This project routinely and automatically cross-pollinates data between Wikidata and Civic Tech Field Guide.
Primarily, it should be seen as a two-way ELT or sync job, but it can also (gradually) expand its own scope like a web crawler.
Not only does it put the two databases in conversation with each other, it also puts them in conversation with humans. Specifically, it will sometimes submit suggested changes for human review. Once humans confirm or refine those suggestions (for example confirming entity resolution), it will likely lead to new points of integration (e.g. syncing attributes of the entity between the two databases).
- Extract: Pull a sample of CTFG records.
- Extract: Search Wikidata for IDs to match any Listings that don't have one yet.
- Load: Update CTFG with (possibly multiple) matching Wikidata IDs.
- Load: For well-matched Wikidata IDs, pull entire record into special field of CTFG.

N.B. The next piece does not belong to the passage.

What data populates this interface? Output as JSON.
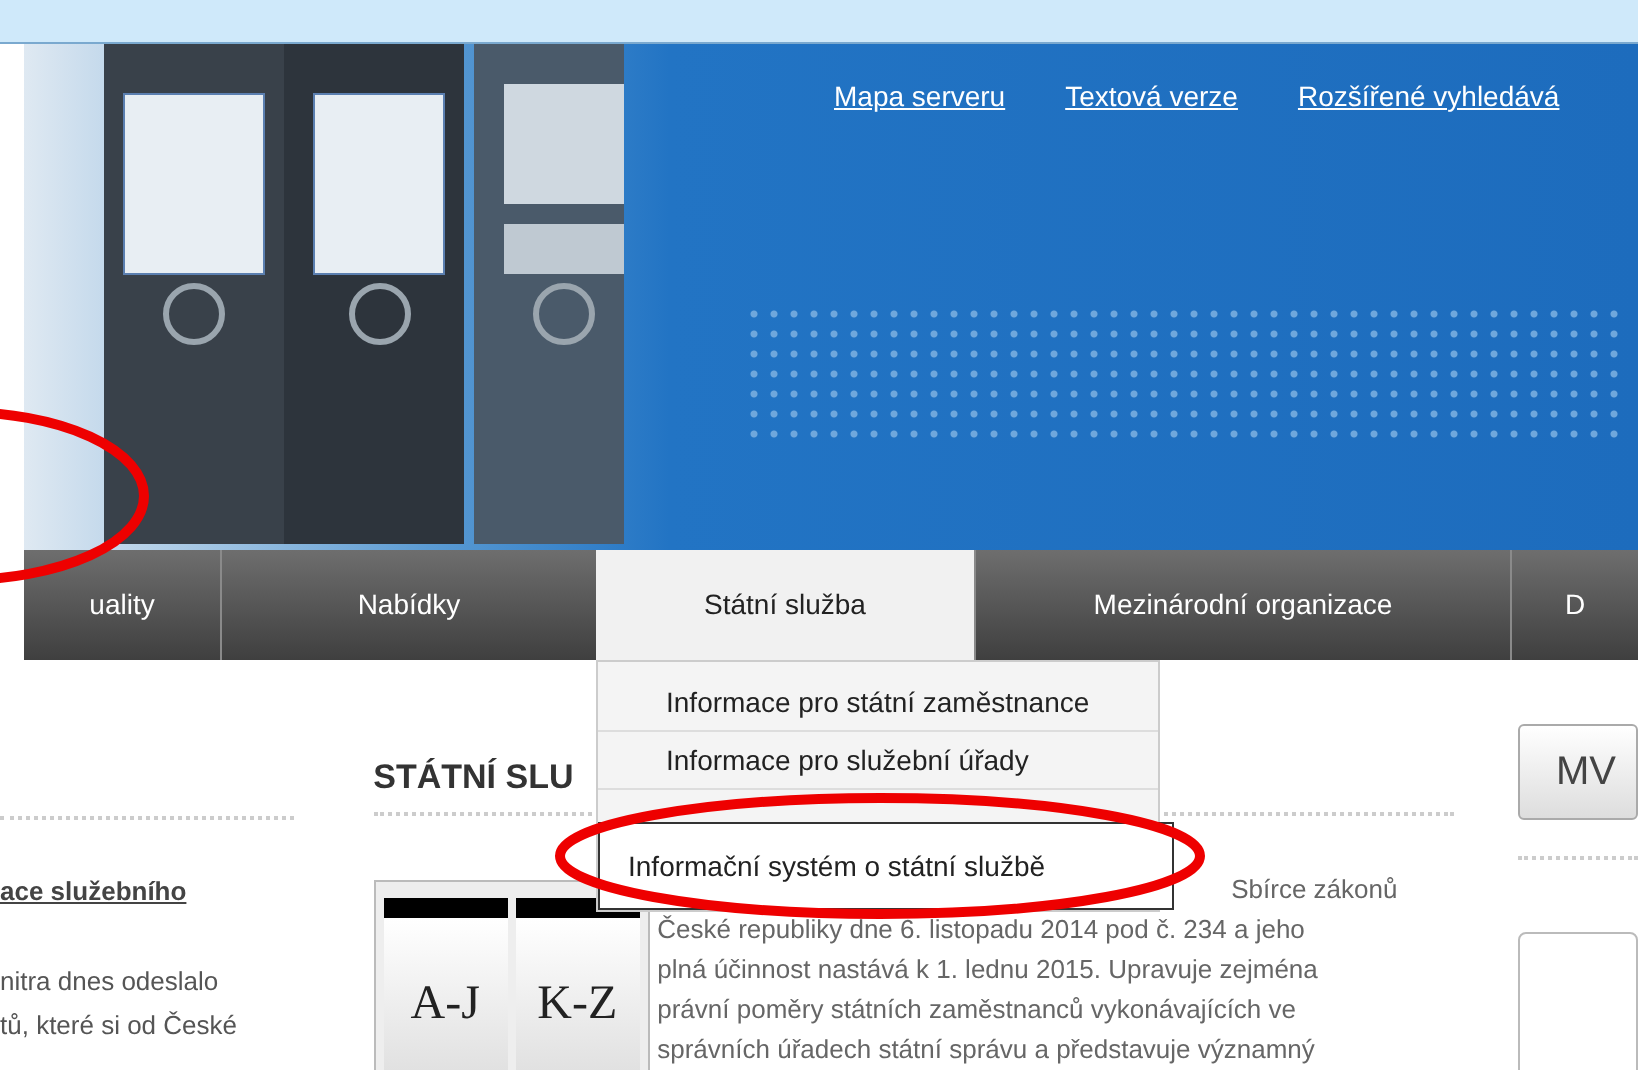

- Transform: Present suggested updates in new field(s) of CTFG DB.
- Transform: Make confident updates to Wikibase.
- Transform (Bonus): List lower confidence Wikidata edits in special field in CTFG.
- Don't rush (let data converge slowly over time).
- Keep business logic out of this low-level integration (e.g. let CTFG manually or automatically accept suggestions within their own DB).
- Keep incoming and outgoing fields separate from each other and the fields of record (supporting the above).
CTFG DB Engine: Airtable
questions:
- make sure Wikidata IDs don't duplicate in airtable?
The regular run might deploy some things (like basic fields), but consult ./manual_deployments.md to see what needs to be deployed manually.